I would have found the final chapters of the novel its least satisfactory part if it weren’t for the setting. András’s humorous description of Toronto, a city I know only too well, is generally on the money, as when he writes, for example, that it is a town where the streets and squares are named after developers, mayors, or trees. His comical interactions with Toronto women — who, among other things, “watch television for hours every day . . . and pride themselves on being practical” — might raise some hackles, but would resonate with many a man looking to lead a life of romance in Canada’s largest metropolis. The skyline has changed completely; other things, not so much. But here, too, the narrator doesn’t linger; as with his paramours, András is always eager to waltz on.

The novel’s tone belies the time in which it was written. Though a child of the 1960s, In Praise of Older Women is redolent of the world of yesterday — or rather, the world of the day before yesterday, to borrow John Lukacs’s reworked Zweigism from his book about Budapest. András is a creature of that lost world, an old-fashioned gallant who laments the passing of an era when women were courted by men who knew how to love to them. The modern times are inimical to the old-fashioned game of Eros; “the solitude of speed” (András’s term) leaves no time for men and women to give Aphrodite her proper due. Yet despite all the odes to the fairer sex, whose members are only too happy to requite his devotion to them, András is no romantic looking for his Laura, Beatrice, or Lotte. He loves his women until he tires of them (or, as sometimes happens, they of him); his inamoratas are interchangeable and easily replaceable. While he might fancy himself as a gentleman in the old style, András is really just a pick-up artist — with some Old-World sophistication thrown in.

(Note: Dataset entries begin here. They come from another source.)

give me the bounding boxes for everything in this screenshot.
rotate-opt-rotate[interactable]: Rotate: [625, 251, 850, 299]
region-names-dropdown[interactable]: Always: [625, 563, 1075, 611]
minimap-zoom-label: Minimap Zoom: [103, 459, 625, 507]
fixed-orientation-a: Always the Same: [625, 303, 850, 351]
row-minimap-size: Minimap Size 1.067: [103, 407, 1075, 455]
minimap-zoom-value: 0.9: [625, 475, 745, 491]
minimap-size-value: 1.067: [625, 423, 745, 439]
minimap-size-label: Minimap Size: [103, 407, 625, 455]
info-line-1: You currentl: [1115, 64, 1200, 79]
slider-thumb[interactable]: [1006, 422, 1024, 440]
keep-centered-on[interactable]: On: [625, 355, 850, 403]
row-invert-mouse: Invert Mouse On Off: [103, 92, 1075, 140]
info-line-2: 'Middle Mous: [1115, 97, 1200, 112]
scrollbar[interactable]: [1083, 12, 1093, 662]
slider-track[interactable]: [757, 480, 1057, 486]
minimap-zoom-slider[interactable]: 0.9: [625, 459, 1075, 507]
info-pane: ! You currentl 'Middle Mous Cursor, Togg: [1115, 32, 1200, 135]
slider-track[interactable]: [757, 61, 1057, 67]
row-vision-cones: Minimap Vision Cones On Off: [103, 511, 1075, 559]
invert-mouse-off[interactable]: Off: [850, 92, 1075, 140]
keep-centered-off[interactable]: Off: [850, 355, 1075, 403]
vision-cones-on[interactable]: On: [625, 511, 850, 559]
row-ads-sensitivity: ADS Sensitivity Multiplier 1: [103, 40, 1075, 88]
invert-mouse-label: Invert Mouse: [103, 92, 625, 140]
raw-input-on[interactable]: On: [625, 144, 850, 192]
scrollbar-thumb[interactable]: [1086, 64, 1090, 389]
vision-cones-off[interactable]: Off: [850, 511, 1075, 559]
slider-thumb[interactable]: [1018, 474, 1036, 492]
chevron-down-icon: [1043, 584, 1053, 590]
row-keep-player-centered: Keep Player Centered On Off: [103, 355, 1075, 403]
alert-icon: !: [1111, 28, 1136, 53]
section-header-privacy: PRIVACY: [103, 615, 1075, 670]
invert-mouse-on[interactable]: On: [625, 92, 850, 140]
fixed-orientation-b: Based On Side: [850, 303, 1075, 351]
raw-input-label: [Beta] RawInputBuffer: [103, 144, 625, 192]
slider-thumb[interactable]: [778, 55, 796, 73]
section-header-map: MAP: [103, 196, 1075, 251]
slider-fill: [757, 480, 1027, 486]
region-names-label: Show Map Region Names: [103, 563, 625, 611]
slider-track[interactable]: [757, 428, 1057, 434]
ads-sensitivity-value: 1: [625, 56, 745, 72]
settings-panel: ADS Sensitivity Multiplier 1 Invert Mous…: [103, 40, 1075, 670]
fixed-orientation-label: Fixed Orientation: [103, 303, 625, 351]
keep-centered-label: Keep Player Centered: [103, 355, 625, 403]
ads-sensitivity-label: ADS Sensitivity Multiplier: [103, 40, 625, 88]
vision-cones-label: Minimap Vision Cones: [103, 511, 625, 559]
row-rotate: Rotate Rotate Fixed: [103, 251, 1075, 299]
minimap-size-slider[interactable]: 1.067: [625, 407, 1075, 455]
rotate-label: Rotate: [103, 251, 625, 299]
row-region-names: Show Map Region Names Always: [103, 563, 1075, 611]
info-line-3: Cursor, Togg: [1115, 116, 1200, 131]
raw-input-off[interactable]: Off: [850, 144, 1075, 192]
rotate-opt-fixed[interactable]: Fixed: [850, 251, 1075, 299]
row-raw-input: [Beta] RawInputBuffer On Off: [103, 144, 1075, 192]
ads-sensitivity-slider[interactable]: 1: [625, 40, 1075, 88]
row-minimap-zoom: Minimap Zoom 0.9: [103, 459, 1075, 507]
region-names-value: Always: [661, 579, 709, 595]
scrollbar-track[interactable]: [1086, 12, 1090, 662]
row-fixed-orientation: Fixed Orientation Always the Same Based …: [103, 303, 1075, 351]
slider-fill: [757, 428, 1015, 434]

He certainly knows his Balzac and his Bartók, and he can embellish his sexual raids with Habsburgian or fin-de-siècle pizazz, but, when all is said and done, his agenda does not extend beyond finding an easy lay. This is not a moral indictment. The problem is not that András is a roué — he is not — but that, ultimately, nothing much is at stake here.

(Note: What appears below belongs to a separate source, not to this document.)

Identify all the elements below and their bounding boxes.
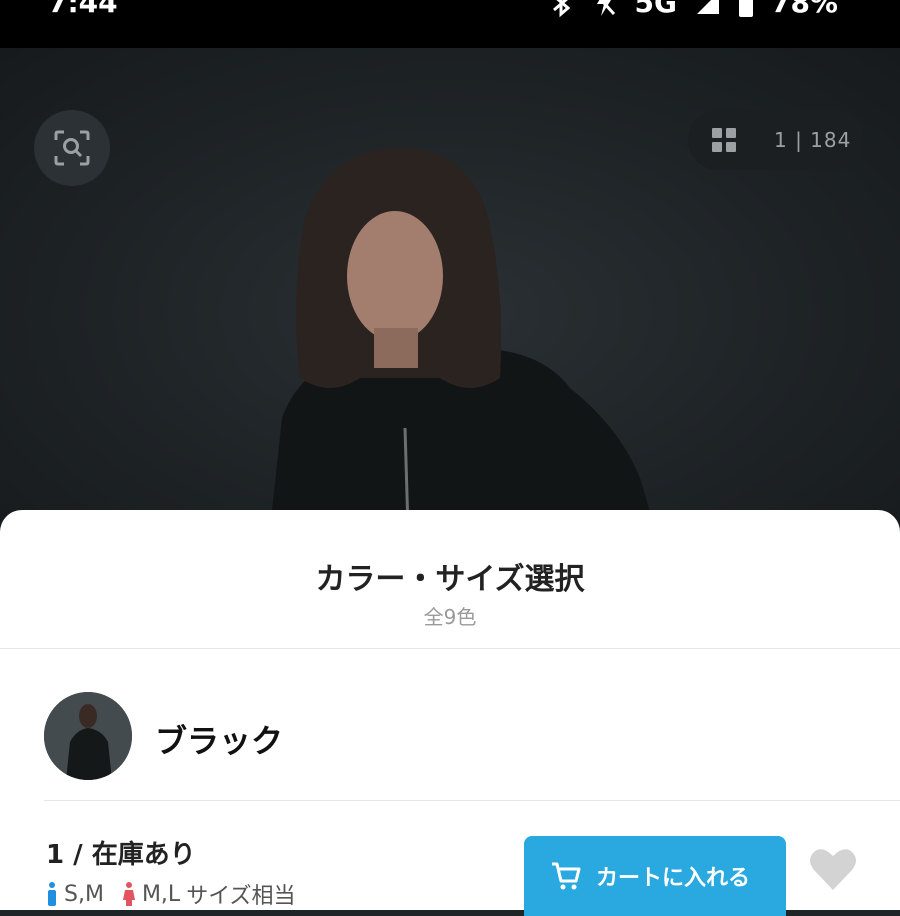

Vizinczey claimed he knew no more than fifty words of English upon his arrival in the West. If true, In Praise of Older Women is an extraordinary accomplishment. But high-quality literature does not recognize extenuating circumstances; a literary work must stand or fall on its merit. For all its belle époque flourishes, this book is a case of the parts being greater than the sum. The result is fairly pedestrian and, given the sensation the novel caused when it came out, it adds up to little more than a period piece. Vizinczey ends the novel — a mild spoiler here — by dispatching András to a teaching post at the University of Michigan. András has grown wiser, but he isn’t quite ready to sow his wild oats; more experiences await in the provincial town of Ann Arbor. The exact nature of these experiences is not hard to guess, but details will be revealed elsewhere — “the adventures of a middle-aged man,” we are told, “are another story.” So they are, but that age segment would require a bit more gravitas.